Occasionally I want to drink industrial strength malt-liquor shit cause I am forced to drink it much more slowly than something that actually tastes good.
i don’t dislike IPA, i just dislike the amount of shelf space they take up in my beer store and esp dislike any beer that has wacky ingredients in it but that’s just me, if people like buying/making beer with oysters and crab legs in them for example, go for it but its not my bag, i think the best brewers can use extremely simple basic ingredients and make unbelievable awesome beers without putting a chocolate cake in the mash, you know beer flavored beer
While that may be true for many, I’ve long had a personal distaste for the hop blasters that IPA became in America. When you enter a brewpub, look at a brewery’s range and see that most of their offerings are 75+ IBU I tend to look elsewhere. I have the same issue with a majority of a brewery’s portfolio in the 7+% ABV range. A lot of people must like extremely hoppy high ABV beers because the supply certainly seems to be meeting the demand. I guess I’m just not in that market.
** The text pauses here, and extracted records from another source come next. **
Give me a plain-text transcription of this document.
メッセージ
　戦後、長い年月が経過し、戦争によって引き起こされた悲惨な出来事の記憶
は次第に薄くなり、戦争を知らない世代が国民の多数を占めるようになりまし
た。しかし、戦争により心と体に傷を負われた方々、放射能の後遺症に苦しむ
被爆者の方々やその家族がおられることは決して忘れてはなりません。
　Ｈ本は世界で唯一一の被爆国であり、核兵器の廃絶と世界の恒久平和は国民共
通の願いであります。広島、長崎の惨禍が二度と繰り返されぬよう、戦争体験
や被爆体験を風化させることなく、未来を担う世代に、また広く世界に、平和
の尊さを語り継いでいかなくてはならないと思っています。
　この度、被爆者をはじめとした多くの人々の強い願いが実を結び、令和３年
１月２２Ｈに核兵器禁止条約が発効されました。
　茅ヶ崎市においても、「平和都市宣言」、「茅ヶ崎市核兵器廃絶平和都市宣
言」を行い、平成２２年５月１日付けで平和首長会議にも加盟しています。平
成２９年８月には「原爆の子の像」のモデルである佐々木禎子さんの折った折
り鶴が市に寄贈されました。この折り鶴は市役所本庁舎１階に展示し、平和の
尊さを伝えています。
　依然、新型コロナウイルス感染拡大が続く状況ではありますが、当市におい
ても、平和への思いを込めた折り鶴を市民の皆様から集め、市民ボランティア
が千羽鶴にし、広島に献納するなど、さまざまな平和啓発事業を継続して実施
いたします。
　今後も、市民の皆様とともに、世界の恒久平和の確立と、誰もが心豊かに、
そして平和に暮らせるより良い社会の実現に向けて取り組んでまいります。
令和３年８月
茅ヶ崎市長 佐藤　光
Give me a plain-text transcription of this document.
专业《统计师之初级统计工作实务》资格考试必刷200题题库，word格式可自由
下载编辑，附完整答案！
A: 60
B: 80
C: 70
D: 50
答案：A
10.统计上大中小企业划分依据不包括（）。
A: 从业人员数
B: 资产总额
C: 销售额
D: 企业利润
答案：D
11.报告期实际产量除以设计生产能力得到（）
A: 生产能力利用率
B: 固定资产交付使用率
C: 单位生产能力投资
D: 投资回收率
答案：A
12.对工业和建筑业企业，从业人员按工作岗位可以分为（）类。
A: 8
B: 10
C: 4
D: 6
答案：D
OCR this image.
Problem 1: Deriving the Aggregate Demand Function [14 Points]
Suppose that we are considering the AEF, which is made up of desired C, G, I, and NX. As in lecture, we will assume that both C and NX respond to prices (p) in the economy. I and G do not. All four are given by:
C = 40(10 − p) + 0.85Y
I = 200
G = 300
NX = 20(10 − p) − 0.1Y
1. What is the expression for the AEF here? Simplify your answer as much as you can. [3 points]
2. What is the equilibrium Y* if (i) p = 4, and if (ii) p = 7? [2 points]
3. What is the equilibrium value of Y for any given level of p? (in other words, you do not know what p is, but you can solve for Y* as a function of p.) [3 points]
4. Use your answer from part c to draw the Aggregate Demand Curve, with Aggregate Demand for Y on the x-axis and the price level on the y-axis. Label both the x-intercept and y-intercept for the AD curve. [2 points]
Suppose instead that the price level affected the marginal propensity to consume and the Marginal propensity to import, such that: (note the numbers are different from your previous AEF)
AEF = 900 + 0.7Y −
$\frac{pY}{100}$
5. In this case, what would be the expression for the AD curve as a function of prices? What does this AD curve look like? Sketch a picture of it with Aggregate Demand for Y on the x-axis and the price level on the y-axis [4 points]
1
I realize the BU:GU ratio has issues and may not tell the whole story, and likewise the IBU calculation is suspect, but it’s what we have so I use them as a benchmark to evaluate beer. A BU:GU ratio of around .75 is a ‘very hoppy’ beer in my world and I prefer more like .6-ish for balance. When everyone started hitting a BU:GU of 1, 1.5, 2… I baled. I recall having this conversation with Tommy years ago. I simply don’t enjoy that much bitterness.
Having said all that, you have one of my reasons to brew my own. My goal with hops is not primarily bitterness. Of course I need some bitterness for balance but I am primarily shooting to use hops for flavor like I do spice/seasoning to flavor food. (see: techniques to maximize hop flavor thread)
Most beers I brew are 1048-1054 SG and 30-45 IBU. My beers have gotten hoppier overtime though. I’ve been brewing Czech and Classic American Pilsners lately and loving them.
I like IPAs but rarely make them myself. They are readily available at craft breweries and I tend to want one once only a month or so.
another good reason to be sick of “craft beer” is simply the price. this isn’t usually on my radar because i completely block out the obviously trendy “our beer is expensive so it MUST be good” stuff. but just saw someone post about an 18 dollar /750ml bottle “tart” sour from well known but imho not actually respected regional microbrewer.
18 dollars for 750ml of malt and hops? are you out of your f—ing mind??? and… wait who are you again? i could get world class beer from extremely solid and time-tested european breweries for a quarter that price… why would i put down 18 dollars on that?
on beer review sites it gets completely middling reviews. these craft breweries are so into themselves its just pure delusion.
I have a wide range of options in my area but I have absolutely gone into small craft brewpubs and found myself scratching my head over what to get. I generally do not brew stouts, IPAs or Belgians so right there I could be in trouble at a brewpub. I also generally dislike “gimmick beers” like the ones mentioned in the OP. Hey, how about a nice American Pale Ale? They’re getting hard to find. I walked into a place once and there were 10-12 beers on tap. Every one of them looked like a gimmick and every one of them was 8% or more. I was in another place that was similar but wait, what’s this? A Mexican Dark Lager named something like El Varon Viejo (old man?). Oh, it’s 9.7%… forget it. I see dry hopped pilsners, a never-ending river of citrusy IPAs and IIPAs, whacked-out stouts and funky Belgians and for those reasons I am very happy I brew my own… mostly Helles, Pilsner, Viennas, Festbiers, Dunkels, Bocks, etc.